Tuesday, 10 December 2013
RE note i: You could start with the biblical phrase: "And it came to pass I was leading a hunting party ...", or you could start "It so happened I was leading a hunting party ..."
Tuesday, 10 December 2013
The came to pass device sounds more like storytelling than dreams really.
Wednesday, 11 December 2013
Drugs or the game?
Thursday, 19 February 2015
"Hardcore players is exactly the opposite of kids/young adults. Hardcore players are in general professionally accomplished engineers past their 30s."
I think this may just be centric to your observation of USian gamers, and doesn't include those who time the frames for combos. These groups of players are far from "professionally accomplished engineers past their 30s".
There was a whole culture of black arcade rats who mastered a slew of fighting games, from Killer Instinct, to Street Fighter. These competitions were happening long before the advent of Kim Dotcom's fatass competing in Call of Duty, or the Starcraft Tournaments, or the retardism that is a DoTA competition.

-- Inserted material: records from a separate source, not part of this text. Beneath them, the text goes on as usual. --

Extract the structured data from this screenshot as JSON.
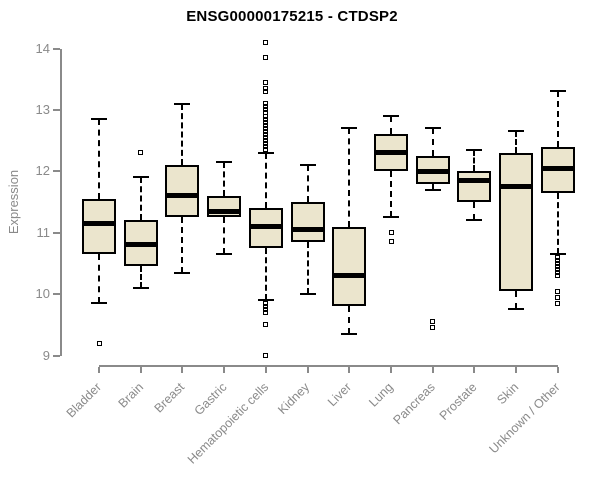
{
  "chart_data": {
    "type": "boxplot",
    "title": "ENSG00000175215 - CTDSP2",
    "xlabel": "",
    "ylabel": "Expression",
    "ylim": [
      9,
      14
    ],
    "yticks": [
      9,
      10,
      11,
      12,
      13,
      14
    ],
    "grid": "off",
    "legend": "none",
    "categories": [
      "Bladder",
      "Brain",
      "Breast",
      "Gastric",
      "Hematopoietic cells",
      "Kidney",
      "Liver",
      "Lung",
      "Pancreas",
      "Prostate",
      "Skin",
      "Unknown / Other"
    ],
    "series": [
      {
        "label": "Bladder",
        "whisker_low": 9.85,
        "q1": 10.65,
        "median": 11.15,
        "q3": 11.55,
        "whisker_high": 12.85,
        "outliers": [
          9.2
        ]
      },
      {
        "label": "Brain",
        "whisker_low": 10.1,
        "q1": 10.45,
        "median": 10.8,
        "q3": 11.2,
        "whisker_high": 11.9,
        "outliers": [
          12.3
        ]
      },
      {
        "label": "Breast",
        "whisker_low": 10.35,
        "q1": 11.25,
        "median": 11.6,
        "q3": 12.1,
        "whisker_high": 13.1,
        "outliers": []
      },
      {
        "label": "Gastric",
        "whisker_low": 10.65,
        "q1": 11.25,
        "median": 11.35,
        "q3": 11.6,
        "whisker_high": 12.15,
        "outliers": []
      },
      {
        "label": "Hematopoietic cells",
        "whisker_low": 9.9,
        "q1": 10.75,
        "median": 11.1,
        "q3": 11.4,
        "whisker_high": 12.3,
        "outliers": [
          14.1,
          13.85,
          13.45,
          13.35,
          13.3,
          13.1,
          13.05,
          13.0,
          12.95,
          12.9,
          12.85,
          12.8,
          12.75,
          12.7,
          12.65,
          12.6,
          12.55,
          12.5,
          12.45,
          12.4,
          12.35,
          9.85,
          9.8,
          9.75,
          9.7,
          9.5,
          9.0
        ]
      },
      {
        "label": "Kidney",
        "whisker_low": 10.0,
        "q1": 10.85,
        "median": 11.05,
        "q3": 11.5,
        "whisker_high": 12.1,
        "outliers": []
      },
      {
        "label": "Liver",
        "whisker_low": 9.35,
        "q1": 9.8,
        "median": 10.3,
        "q3": 11.1,
        "whisker_high": 12.7,
        "outliers": []
      },
      {
        "label": "Lung",
        "whisker_low": 11.25,
        "q1": 12.0,
        "median": 12.3,
        "q3": 12.6,
        "whisker_high": 12.9,
        "outliers": [
          11.0,
          10.85
        ]
      },
      {
        "label": "Pancreas",
        "whisker_low": 11.7,
        "q1": 11.8,
        "median": 12.0,
        "q3": 12.25,
        "whisker_high": 12.7,
        "outliers": [
          9.55,
          9.45
        ]
      },
      {
        "label": "Prostate",
        "whisker_low": 11.2,
        "q1": 11.5,
        "median": 11.85,
        "q3": 12.0,
        "whisker_high": 12.35,
        "outliers": []
      },
      {
        "label": "Skin",
        "whisker_low": 9.75,
        "q1": 10.05,
        "median": 11.75,
        "q3": 12.3,
        "whisker_high": 12.65,
        "outliers": []
      },
      {
        "label": "Unknown / Other",
        "whisker_low": 10.65,
        "q1": 11.65,
        "median": 12.05,
        "q3": 12.4,
        "whisker_high": 13.3,
        "outliers": [
          10.6,
          10.55,
          10.5,
          10.45,
          10.4,
          10.35,
          10.3,
          10.05,
          9.95,
          9.85
        ]
      }
    ],
    "colors": {
      "box_fill": "#EBE5CD",
      "box_border": "#000000",
      "median": "#000000",
      "whisker": "#000000",
      "axis": "#8a8a8a",
      "tick_label": "#8a8a8a",
      "title": "#000000"
    }
  }
}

This particular group of fighting game masters were mainly groups of teenaged delinquents, or "hoodrats".
I would argue the "professional" class of player varies from genre to genre, as well as through the times.
Thursday, 19 February 2015
Sure. You were talking mostly about RTS stuff, which isn't really my cup. I was talking about TBS and derived MMORPGs.
Friday, 20 February 2015
Ah those people seem to have migrated to board game world. The society surrounding the Ultima crowd methinks was a one time thing though.